Décomposé en six épisodes racontés tantôt au passé, tantôt au présent, alternant la première et la troisième personne du singulier, par un narrateur omniscient qui traverse l’espace et le temps, arpente le moindre recoin de la pensée des personnages, adopte le point de vue de plusieurs protagonistes, le roman ne fait référence à aucune époque particulière. Cette intemporalité contribue à accentuer le mystère qui structure l’ensemble du récit et confère à l’histoire et à l’action des personnages une dimension essentiellement fantastique.[...]

Tout commence ainsi...
A la périphérie d’un village, un ravin. Cette "grande étendue de roche blanchâtre et lisse située à l’écart des terres du village" est, depuis la nuit des temps, le lieu de toutes les attentions, de toutes les obsessions, de tous les fantasmes. Pour les personnages du roman, il revêt une dimension duale.
Pour les villageois, c’est un espace clos, maudit, porte-malheur associé au monde de l’invisible et au chaos primordial. En ce sens, le ravin qui émerge dans le roman comme la métaphore du monde des humains est du point de vue de ces individus, une "demeure" habitée par "l’esprit du mal", en l’occurrence les "mauvais esprits et les djinns maléfiques". Cette connotation négative trouve son origine dans une croyance ancestrale selon laquelle ce ravin est investi par "des créatures tueuses de toutes sortes" et porte dans son ventre un mystère voire une malédiction ancienne qui se perpétue de génération en génération. De ce fait, qui ose s’introduire dans ce lieu du malheur et de la mort, ou même s’en approcher, est foudroyé sur place par le mauvais sort. C’est pourquoi il est interdit de "traverser – le ravin – de nuit, de s’y risquer seul aux heures ensoleillées de la mi-journée".
Pour le chamelier, la fille du berger et l’adolescent, le ravin prend le sens d’un espace sacré, investi par une force de vie créative et de renouvellement. Selon le point de vue de ces personnages, ce lieu revêt une dimension essentiellement édifiante. C’est, en effet, leur demeure et le refuge où ils vivent retirés du village, loin des yeux inquisiteurs des villageois qui leur vouent une haine indescriptible car associés au malheur. C’est l’endroit où ils cohabitent en paix avec ces créatures "du mal" qui suscitent tant de haine et de crainte dans l’imaginaire des villageois.

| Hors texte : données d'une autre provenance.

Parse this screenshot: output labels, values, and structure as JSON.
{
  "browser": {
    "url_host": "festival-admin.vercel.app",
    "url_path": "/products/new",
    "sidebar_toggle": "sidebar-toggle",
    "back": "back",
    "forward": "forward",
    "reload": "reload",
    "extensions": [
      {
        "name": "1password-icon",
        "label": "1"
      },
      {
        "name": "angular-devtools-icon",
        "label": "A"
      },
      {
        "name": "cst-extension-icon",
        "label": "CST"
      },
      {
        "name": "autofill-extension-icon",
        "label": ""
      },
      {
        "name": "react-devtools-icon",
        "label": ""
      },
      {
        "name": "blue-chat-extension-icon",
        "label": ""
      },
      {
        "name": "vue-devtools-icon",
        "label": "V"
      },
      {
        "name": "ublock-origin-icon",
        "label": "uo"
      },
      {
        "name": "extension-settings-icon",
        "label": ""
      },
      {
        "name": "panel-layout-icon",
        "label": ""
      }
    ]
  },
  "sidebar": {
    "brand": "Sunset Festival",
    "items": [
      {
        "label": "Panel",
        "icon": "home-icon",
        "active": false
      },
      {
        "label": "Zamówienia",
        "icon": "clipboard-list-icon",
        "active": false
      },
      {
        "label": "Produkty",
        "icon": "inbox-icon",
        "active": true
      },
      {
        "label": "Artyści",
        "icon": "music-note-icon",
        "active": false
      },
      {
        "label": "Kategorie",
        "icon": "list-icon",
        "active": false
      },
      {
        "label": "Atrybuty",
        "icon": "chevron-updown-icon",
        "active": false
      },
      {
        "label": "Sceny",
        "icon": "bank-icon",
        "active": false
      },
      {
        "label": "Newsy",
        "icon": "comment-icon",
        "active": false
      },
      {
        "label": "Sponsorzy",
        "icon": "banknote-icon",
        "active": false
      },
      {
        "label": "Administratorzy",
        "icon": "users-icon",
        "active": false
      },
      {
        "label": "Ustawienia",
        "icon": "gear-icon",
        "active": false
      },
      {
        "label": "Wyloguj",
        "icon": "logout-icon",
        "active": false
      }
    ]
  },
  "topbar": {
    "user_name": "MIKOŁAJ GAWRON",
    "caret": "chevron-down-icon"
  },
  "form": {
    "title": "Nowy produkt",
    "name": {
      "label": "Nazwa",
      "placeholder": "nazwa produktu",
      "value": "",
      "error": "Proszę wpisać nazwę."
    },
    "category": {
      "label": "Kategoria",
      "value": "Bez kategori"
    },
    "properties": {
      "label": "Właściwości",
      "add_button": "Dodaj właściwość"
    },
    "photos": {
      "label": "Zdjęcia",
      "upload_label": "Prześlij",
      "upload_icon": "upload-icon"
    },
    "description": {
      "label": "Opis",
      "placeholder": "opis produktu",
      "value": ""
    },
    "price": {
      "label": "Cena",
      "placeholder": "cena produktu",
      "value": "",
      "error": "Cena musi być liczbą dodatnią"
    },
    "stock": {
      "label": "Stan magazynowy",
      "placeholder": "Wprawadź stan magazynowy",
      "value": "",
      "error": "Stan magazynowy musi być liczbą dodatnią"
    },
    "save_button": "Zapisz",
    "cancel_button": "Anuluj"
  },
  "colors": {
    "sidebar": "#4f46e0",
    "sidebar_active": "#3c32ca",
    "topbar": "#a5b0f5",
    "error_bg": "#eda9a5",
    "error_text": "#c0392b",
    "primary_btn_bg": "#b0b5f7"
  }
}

La femelle-serpent est l’une de ces créatures qui vit avec sa famille dans l’antre du ravin. Selon les représentations des villageois, cet animal a une fonction maléfique. Il incarne le mal et symbolise l’hostilité de la nature et la peur de l’inconnu.
Pour le chamelier, la fille du berger et l’adolescent, la femelle-serpent revêt une connotation positive. Elle est la "gardienne des lieux", leur "talisman", celle qui partage avec eux un territoire, un lieu, un espace naturel. Le chamelier définit ce reptile comme "une âme délicate et sensible". Elle est un élément indispensable et partie intégrante du ravin qui "sans elle, n’avait plus sa raison d’être" à cause de l’antériorité de sa présence. Les trois personnages lui reconnaissent des "droits" sur ce lieu qui, selon leur entendement, joue le rôle d’un foyer, c’est-à-dire le lieu où brûle le feu, source de chaleur et de lumière, symbole de purification et de vie.
Pour tous les personnages du roman, la femelle-serpent "était comme une intuition enfouie dans la conscience de chaque être".

Les villageois sont très peu présents dans le roman mais leur présence est symbolique. Ils incarnent la conscience collective qui lutte en permanence entre deux principes antinomiques: le bien et le mal, la lumière et les ténèbres, le bon et le maléfique, le féminin et le masculin...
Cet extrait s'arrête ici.